As a master of a vessel the size of the Pacific Glacier, Vagen holds a masters license and is no stranger to the stringent requirements for equipment, training and drills. Training and continued practice is the third step that historically has shown to make all the difference.

"All of the successful search and rescues that we've had, and the mariners who have survived all the different groundings and sinkings around Kodiak this year, the success of those folks surviving has come back to their training," Lee noted. "If they keep their training up, chances are their going to do okay when a particular event pops up."

Vagen expressed his full confidence in the ability of his crew and confessed that training is obvious, but after the fire it is more obvious than before. To mariners Vagen advised, "Take all the training and all the repeating drills seriously. You'll never be quite ready for it but it will make you more prepared."

By 6 a.m., the fire was out. Crews had fought for nearly 12 hours through the night and saved the ship. The fire had spread on the port side, from stern to amidships, consuming crew berthing and galley spaces, destroying two decks in the process. Despite the destruction there was a sense of accomplishment among the crew.

"We felt great and I think the whole fleet felt great," Rotset explained. "We were beat but we came out of it. We still had a long run to go to town so we had fire watches ready to go.

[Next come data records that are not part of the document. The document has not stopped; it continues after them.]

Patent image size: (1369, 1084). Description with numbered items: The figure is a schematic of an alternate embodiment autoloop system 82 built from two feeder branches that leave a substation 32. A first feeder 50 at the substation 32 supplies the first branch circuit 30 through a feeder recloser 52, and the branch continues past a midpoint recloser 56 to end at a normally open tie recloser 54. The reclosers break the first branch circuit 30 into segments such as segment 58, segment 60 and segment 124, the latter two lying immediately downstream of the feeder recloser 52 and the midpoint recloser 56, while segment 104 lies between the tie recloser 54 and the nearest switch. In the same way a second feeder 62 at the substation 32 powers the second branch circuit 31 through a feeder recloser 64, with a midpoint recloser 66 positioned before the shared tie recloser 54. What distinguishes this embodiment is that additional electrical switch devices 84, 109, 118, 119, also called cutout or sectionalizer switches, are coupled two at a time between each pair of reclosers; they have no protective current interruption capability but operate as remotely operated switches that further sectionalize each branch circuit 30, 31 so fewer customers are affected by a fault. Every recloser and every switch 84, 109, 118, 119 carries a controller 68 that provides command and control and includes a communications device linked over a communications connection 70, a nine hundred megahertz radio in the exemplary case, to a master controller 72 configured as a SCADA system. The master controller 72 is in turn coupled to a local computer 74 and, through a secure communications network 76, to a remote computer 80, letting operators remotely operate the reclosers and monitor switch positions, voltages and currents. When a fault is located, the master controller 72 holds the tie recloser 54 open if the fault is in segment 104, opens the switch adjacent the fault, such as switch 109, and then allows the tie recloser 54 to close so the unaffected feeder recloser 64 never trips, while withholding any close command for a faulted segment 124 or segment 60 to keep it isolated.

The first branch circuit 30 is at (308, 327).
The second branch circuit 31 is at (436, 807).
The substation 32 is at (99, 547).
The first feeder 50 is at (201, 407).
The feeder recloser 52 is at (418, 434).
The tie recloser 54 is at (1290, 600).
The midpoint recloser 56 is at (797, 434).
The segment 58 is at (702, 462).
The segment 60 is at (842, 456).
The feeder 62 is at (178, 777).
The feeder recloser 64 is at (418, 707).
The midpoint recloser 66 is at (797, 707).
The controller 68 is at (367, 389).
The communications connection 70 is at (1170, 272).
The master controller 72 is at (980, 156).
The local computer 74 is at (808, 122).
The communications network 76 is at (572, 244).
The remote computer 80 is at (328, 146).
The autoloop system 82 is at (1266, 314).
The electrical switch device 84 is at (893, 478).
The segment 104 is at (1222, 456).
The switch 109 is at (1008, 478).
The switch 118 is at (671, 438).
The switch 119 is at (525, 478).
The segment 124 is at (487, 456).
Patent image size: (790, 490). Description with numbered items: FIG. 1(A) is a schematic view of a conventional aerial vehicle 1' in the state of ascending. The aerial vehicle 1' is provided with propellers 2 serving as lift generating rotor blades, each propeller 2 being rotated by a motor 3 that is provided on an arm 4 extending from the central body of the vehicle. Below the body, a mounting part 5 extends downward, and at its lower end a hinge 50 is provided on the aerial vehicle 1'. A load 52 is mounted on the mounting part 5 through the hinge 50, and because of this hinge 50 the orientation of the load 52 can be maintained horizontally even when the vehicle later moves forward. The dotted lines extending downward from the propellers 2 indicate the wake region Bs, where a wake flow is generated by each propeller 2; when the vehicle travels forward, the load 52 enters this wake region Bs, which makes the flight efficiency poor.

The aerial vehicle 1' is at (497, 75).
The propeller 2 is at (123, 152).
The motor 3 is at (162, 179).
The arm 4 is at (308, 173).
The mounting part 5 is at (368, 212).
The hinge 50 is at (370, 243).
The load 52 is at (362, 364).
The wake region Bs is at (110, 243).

It was a long tiring ordeal but we came out of it with the boat and everybody was intact."

The Pacific Glacier was able to make its way to Dutch Harbor under its own power, escorted by the Alex Haley. Although the fire is believed to have started in a laundry room, conclusive evidence is pending completion of an investigation by Coast Guard Sector Anchorage. While we will have to wait for the cause of the fire, the fishing community is already examining how they can improve their firefighting techniques.

"A lot of the other boats are already talking about this," Rotset explained. "They are all saying they are starting to think a few different things when they saw what was going on. Hopefully something good will come out of it."